Generally speaking, opinions are statements are not defamatory. This includes statements that are very subjective in nature. For example, if someone does not like the food or service of a restaurant, that is considered as an opinion. One person’s statements may differ from that of another and therefore a subjective interpretation can never be considered defamatory. However, an opinion statement may be defamatory when the underlying justification of the opinion is false. For example, if a person opines that no one should go to a particular restaurant that is, in itself, a non-defamatory opinion. However, if the person states that no one should go to the particular restaurant because they got sick after eating food there, then the opinion can be defamatory if the person lied and did not get sick or got sick because they ate something else. This is because now it can be proven whether eating at the particular restaurant made them sick.
While negative reviews can hurt a business, not all statements are defamatory. People are allowed to express their opinion, their likes or dislikes, as long as they are truthful in explaining the basis of their opinion. While selecting an internet defamation attorney, one should always ask them whether the potentially defamatory statement by defendant can be considered as an opinion.
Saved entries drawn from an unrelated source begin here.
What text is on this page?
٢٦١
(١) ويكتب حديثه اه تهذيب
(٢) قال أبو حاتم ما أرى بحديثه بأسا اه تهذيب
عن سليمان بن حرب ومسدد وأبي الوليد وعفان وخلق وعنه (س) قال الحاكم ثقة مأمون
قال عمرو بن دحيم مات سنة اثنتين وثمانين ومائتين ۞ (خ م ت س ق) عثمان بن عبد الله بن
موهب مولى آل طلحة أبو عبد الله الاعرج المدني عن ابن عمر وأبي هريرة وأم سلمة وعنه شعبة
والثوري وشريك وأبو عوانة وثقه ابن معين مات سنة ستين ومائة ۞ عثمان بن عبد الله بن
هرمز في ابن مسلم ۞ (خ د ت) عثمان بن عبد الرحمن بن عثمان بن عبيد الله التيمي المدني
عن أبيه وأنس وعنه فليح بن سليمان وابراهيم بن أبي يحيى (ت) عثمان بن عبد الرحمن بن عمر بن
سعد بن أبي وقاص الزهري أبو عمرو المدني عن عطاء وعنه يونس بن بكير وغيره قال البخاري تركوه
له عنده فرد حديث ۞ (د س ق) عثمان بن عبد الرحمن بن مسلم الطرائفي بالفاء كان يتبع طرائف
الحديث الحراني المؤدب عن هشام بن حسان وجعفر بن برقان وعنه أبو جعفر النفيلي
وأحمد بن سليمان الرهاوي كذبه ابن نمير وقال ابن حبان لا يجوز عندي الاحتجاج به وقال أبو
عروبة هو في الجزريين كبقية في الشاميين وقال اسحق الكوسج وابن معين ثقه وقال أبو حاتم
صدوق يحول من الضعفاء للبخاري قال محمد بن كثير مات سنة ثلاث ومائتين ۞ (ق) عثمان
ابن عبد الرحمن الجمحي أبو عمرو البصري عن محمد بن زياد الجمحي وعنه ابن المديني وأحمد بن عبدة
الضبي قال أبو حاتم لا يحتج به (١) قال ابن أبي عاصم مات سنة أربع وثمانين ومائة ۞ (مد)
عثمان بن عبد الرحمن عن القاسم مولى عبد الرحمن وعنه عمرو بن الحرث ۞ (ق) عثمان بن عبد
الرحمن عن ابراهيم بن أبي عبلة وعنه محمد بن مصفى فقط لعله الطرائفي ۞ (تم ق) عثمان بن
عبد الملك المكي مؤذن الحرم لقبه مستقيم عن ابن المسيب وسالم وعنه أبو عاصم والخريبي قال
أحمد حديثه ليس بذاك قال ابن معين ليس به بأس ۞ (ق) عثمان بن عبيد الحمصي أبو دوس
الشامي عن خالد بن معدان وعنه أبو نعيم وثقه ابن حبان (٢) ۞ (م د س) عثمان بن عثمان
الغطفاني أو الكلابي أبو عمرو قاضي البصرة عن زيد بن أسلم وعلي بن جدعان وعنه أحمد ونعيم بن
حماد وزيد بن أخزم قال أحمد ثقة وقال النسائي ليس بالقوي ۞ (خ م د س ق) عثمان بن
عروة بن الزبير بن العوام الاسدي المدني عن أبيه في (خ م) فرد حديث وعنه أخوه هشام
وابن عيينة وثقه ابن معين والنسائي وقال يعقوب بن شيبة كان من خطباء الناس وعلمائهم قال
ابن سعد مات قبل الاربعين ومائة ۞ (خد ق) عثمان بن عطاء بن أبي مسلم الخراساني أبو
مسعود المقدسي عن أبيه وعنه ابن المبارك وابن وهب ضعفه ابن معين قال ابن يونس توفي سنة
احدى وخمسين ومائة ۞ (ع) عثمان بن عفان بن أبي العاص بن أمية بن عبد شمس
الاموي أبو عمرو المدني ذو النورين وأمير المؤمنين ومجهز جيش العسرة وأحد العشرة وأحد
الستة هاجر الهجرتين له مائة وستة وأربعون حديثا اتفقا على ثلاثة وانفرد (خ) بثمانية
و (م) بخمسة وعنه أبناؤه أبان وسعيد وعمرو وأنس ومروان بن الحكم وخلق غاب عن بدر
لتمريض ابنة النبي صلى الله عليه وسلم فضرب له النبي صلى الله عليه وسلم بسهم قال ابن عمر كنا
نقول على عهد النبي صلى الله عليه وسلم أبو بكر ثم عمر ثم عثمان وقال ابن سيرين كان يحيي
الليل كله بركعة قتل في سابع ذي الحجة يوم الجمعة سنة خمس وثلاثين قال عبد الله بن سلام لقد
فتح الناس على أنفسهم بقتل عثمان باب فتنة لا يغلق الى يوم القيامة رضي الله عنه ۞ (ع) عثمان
Often judges, and attorneys alike, come to a conclusion that a potentially defamatory statement is “rhetoric hyperbole.” It means the statement is a colloquial exaggeration that no reasonable person would consider for its literal meaning. For example, if Joe calls Bob “garbage,” this signifies that Joe does not like Bob, for some reason– this is an opinion. No one would reasonably interpret that Joe meant to call Bob trash found in a dumpster! Thus, statements or phrases that are not considered for their literal meaning are determined to be rhetoric hyperbole.